AN EXPLORATION OF THE EXPERIENCES AND PERSPECTIVES OF NEW ZEALANDERS WITH FETAL ALCOHOL SPECTRUM DISORDER

Main Article Content

Jenny V Salmon
Stephen A Buetow

Keywords

Fetal alcohol spectrum disorder, fetal alcohol syndrome, fetal alcohol effects, challenging behaviours, transcendental phenomenology, classic grounded theory

Abstract

Background


The experiences and perspectives of New Zealanders with fetal alcohol spectrum disorder (FASD) need to be heard since no research to date has been performed. FASD, a neuro-developmental disability with life-lasting effects, is irreversible. The condition is caused by prenatal exposure to alcohol.


 


Objectives


This study aimed to explore and understand the daily challenges of New Zealand individuals with FASD.


 


Methods


Our sequential mixed methods design used two discrete but compatible qualitative methodologies – transcendental phenomenology in Phase One and classic grounded theory in Phase Two – framed by the meta-theory of pragmatism, which allows the use of ‘what works’ in research.
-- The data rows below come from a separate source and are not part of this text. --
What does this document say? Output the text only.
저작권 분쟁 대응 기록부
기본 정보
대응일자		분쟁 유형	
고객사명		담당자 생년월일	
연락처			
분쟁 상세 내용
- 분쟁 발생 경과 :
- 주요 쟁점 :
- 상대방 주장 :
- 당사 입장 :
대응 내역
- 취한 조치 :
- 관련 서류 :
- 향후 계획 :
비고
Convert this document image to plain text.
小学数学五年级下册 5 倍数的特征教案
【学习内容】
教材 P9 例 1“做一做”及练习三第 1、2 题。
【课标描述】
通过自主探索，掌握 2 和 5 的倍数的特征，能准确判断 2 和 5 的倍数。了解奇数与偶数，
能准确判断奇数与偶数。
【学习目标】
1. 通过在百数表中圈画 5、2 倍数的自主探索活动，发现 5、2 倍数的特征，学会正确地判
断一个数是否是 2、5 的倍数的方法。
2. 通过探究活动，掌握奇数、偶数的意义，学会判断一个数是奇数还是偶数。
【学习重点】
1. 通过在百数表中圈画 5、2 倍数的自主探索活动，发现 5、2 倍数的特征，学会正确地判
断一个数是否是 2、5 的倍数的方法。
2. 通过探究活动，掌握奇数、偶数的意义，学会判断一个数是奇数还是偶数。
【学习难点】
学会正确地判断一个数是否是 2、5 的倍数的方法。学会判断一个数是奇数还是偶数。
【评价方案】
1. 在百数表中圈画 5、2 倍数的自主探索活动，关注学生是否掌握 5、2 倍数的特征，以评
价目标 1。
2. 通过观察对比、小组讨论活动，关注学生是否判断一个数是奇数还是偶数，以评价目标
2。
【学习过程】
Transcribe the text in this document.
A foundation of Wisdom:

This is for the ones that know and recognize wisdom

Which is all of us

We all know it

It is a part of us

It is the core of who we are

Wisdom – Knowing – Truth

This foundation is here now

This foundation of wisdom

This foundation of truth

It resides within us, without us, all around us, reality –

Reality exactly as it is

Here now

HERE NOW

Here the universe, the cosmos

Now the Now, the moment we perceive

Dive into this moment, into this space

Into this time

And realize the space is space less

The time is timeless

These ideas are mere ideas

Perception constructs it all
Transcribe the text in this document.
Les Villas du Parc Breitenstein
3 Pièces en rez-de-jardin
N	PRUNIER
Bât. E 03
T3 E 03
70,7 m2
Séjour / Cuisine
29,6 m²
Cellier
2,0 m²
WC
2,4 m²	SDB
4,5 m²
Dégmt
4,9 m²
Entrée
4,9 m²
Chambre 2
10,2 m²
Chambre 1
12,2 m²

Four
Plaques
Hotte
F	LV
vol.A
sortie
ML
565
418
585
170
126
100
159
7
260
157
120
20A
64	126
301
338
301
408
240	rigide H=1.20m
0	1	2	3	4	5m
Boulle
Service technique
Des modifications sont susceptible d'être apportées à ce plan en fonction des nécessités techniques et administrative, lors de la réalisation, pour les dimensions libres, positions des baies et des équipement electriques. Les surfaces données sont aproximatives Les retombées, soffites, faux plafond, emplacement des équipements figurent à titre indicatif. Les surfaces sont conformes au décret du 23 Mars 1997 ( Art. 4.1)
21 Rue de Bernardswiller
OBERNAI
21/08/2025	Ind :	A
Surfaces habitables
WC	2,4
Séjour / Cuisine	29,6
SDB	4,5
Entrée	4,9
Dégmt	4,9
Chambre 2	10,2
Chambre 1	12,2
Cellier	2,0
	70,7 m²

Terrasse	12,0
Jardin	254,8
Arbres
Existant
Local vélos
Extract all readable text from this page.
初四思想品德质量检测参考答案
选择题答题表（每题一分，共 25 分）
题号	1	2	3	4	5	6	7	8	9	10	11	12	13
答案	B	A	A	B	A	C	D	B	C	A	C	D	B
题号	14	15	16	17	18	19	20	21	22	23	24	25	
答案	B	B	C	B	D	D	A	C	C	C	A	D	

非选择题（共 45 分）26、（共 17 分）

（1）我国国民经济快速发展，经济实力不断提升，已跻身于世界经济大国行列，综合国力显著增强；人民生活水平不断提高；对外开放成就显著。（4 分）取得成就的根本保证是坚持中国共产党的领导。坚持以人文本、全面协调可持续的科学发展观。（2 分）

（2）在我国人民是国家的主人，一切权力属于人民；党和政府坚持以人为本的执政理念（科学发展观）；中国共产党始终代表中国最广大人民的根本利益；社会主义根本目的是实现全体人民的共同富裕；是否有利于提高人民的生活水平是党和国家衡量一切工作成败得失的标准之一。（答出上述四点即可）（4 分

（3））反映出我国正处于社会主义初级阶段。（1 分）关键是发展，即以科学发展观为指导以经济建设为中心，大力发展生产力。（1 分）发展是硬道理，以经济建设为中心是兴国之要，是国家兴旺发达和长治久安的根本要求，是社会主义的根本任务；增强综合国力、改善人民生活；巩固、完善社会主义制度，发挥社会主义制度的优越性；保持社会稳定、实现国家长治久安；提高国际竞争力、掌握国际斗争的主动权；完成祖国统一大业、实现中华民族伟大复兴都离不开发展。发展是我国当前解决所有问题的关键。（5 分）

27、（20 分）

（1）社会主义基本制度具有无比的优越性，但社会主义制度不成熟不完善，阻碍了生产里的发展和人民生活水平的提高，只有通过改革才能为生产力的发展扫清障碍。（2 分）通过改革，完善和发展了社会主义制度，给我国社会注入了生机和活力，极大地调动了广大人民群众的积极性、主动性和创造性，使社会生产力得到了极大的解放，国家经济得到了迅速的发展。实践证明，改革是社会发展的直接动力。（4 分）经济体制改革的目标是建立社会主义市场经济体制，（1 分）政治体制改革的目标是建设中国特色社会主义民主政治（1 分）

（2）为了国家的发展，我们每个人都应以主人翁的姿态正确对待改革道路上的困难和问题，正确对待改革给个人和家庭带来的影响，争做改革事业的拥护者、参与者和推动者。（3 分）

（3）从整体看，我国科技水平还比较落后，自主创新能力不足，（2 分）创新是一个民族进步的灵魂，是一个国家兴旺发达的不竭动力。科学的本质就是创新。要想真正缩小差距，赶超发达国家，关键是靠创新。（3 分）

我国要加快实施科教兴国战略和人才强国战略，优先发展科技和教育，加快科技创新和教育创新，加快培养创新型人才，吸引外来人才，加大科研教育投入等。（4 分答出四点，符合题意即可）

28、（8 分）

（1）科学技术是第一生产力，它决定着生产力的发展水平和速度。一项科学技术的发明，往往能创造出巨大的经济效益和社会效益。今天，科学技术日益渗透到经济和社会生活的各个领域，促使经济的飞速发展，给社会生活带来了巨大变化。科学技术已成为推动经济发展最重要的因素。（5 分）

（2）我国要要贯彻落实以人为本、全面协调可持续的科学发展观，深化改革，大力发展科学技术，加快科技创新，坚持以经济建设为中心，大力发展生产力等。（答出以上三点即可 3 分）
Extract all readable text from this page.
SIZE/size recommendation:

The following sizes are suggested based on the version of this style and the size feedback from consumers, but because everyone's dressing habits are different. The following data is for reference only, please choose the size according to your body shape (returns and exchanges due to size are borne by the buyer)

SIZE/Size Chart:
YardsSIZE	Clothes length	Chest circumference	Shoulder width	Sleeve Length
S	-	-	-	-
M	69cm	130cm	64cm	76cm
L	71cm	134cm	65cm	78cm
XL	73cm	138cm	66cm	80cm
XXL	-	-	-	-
One methodology alone would not have answered our research question. Using the same sample of 14 individuals, 14 to 37 years, two separate data sets were produced sequentially using face-to-face unstructured interviews. Participants had been diagnosed with either fetal alcohol syndrome (FAS) or fetal alcohol effects (FAE). Data credibility was checked using triangulation.


 


Results


Six themes common to the participants’ experiences emerged: daily challenges in the classroom; daily challenges in the workplace; coping with mental health issues; memory problems; socialization difficulties and involvement with the law and authority. Phase Two’s emerging theory revealed that because the participants perceived they had been under-supported by the social/health systems, many engaged in illegal behaviours (secondary disabilities) and experienced employment and social problems. Many disavowed having the disability, but with maturity and knowing the signs and symptoms, accepted it. They suggested ways in which their concerns could be resolved.


 


Conclusion


In order that progress in this field can take place, health and social agencies, educational and criminal justice systems and policy-makers need to have increased awareness of the disability and the complex problems that individuals with the disability and their families face.